Astronomers believe nearly all galaxies, including our own, have these giant black holes at their center, where light and matter cannot escape, making it extremely hard to get images of them.
The colorized image unveiled Thursday is from an international consortium behind the Event Horizon Telescope, a collection of eight synchronized radio telescopes around the world.
University of Arizona’s Feryal Ozel described it as a “gentle giant” while announcing the breakthrough along with other astronomers involved in the project. The picture also confirms Albert Einstein’s general theory of relativity: The black hole is precisely the size that Einstein’s equations dictate. It is about the size of the orbit of Mercury around our sun.
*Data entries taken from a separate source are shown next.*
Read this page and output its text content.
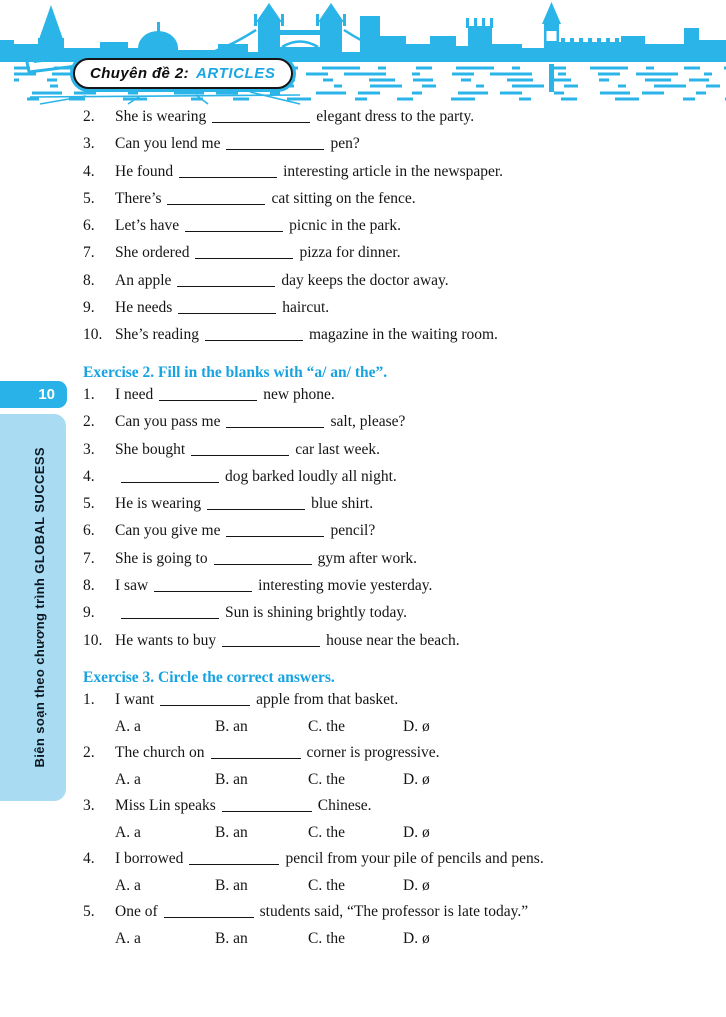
Chuyên đề 2: ARTICLES
10
Biên soạn theo chương trình GLOBAL SUCCESS
2.	She is wearing	elegant dress to the party.
3.	Can you lend me	pen?
4.	He found	interesting article in the newspaper.
5.	There’s	cat sitting on the fence.
6.	Let’s have	picnic in the park.
7.	She ordered	pizza for dinner.
8.	An apple	day keeps the doctor away.
9.	He needs	haircut.
10. She’s reading	magazine in the waiting room.
Exercise 2. Fill in the blanks with “a/ an/ the”.
1.	I need	new phone.
2.	Can you pass me	salt, please?
3.	She bought	car last week.
4.	dog barked loudly all night.
5.	He is wearing	blue shirt.
6.	Can you give me	pencil?
7.	She is going to	gym after work.
8.	I saw	interesting movie yesterday.
9.	Sun is shining brightly today.
10. He wants to buy	house near the beach.
Exercise 3. Circle the correct answers.
1.	I want	apple from that basket.
A. a	B. an	C. the	D. ø
2.	The church on	corner is progressive.
A. a	B. an	C. the	D. ø
3.	Miss Lin speaks	Chinese.
A. a	B. an	C. the	D. ø
4.	I borrowed	pencil from your pile of pencils and pens.
A. a	B. an	C. the	D. ø
5.	One of	students said, “The professor is late today.”
A. a	B. an	C. the	D. ø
Black holes gobble up galactic material but Ozel said this one is “eating very little.”
Scientists had expected the Milky Way’s black hole to be more violent, especially since the only other image from another galaxy shows a far bigger and more active black hole.
“It is the cowardly lion of black holes,” said project scientist Geoffrey C. Bower of Taiwan’s Academia Sinica Institute of Astronomy and Astrophysics.
Because the black hole “is on a starvation diet” so little material is falling into the center, and that allows astronomers to gaze deeper, Bower said.
The Milky Way black hole is called Sagittarius A* (with the asterisk denoting “star”). It’s near the border of Sagittarius and Scorpius constellations and is 4 million times more massive than our sun.
It is incredibly hot, trillions of degrees, Ozel said.
To get the picture, the eight telescopes had to coordinate so closely “in a process similar to everyone shaking hands with everyone else in the room,” said astronomer Vincent Fish of the Massachusetts Institute of Technology.
The project cost nearly $60 million, with $28 million coming from the U.S. National Science Foundation.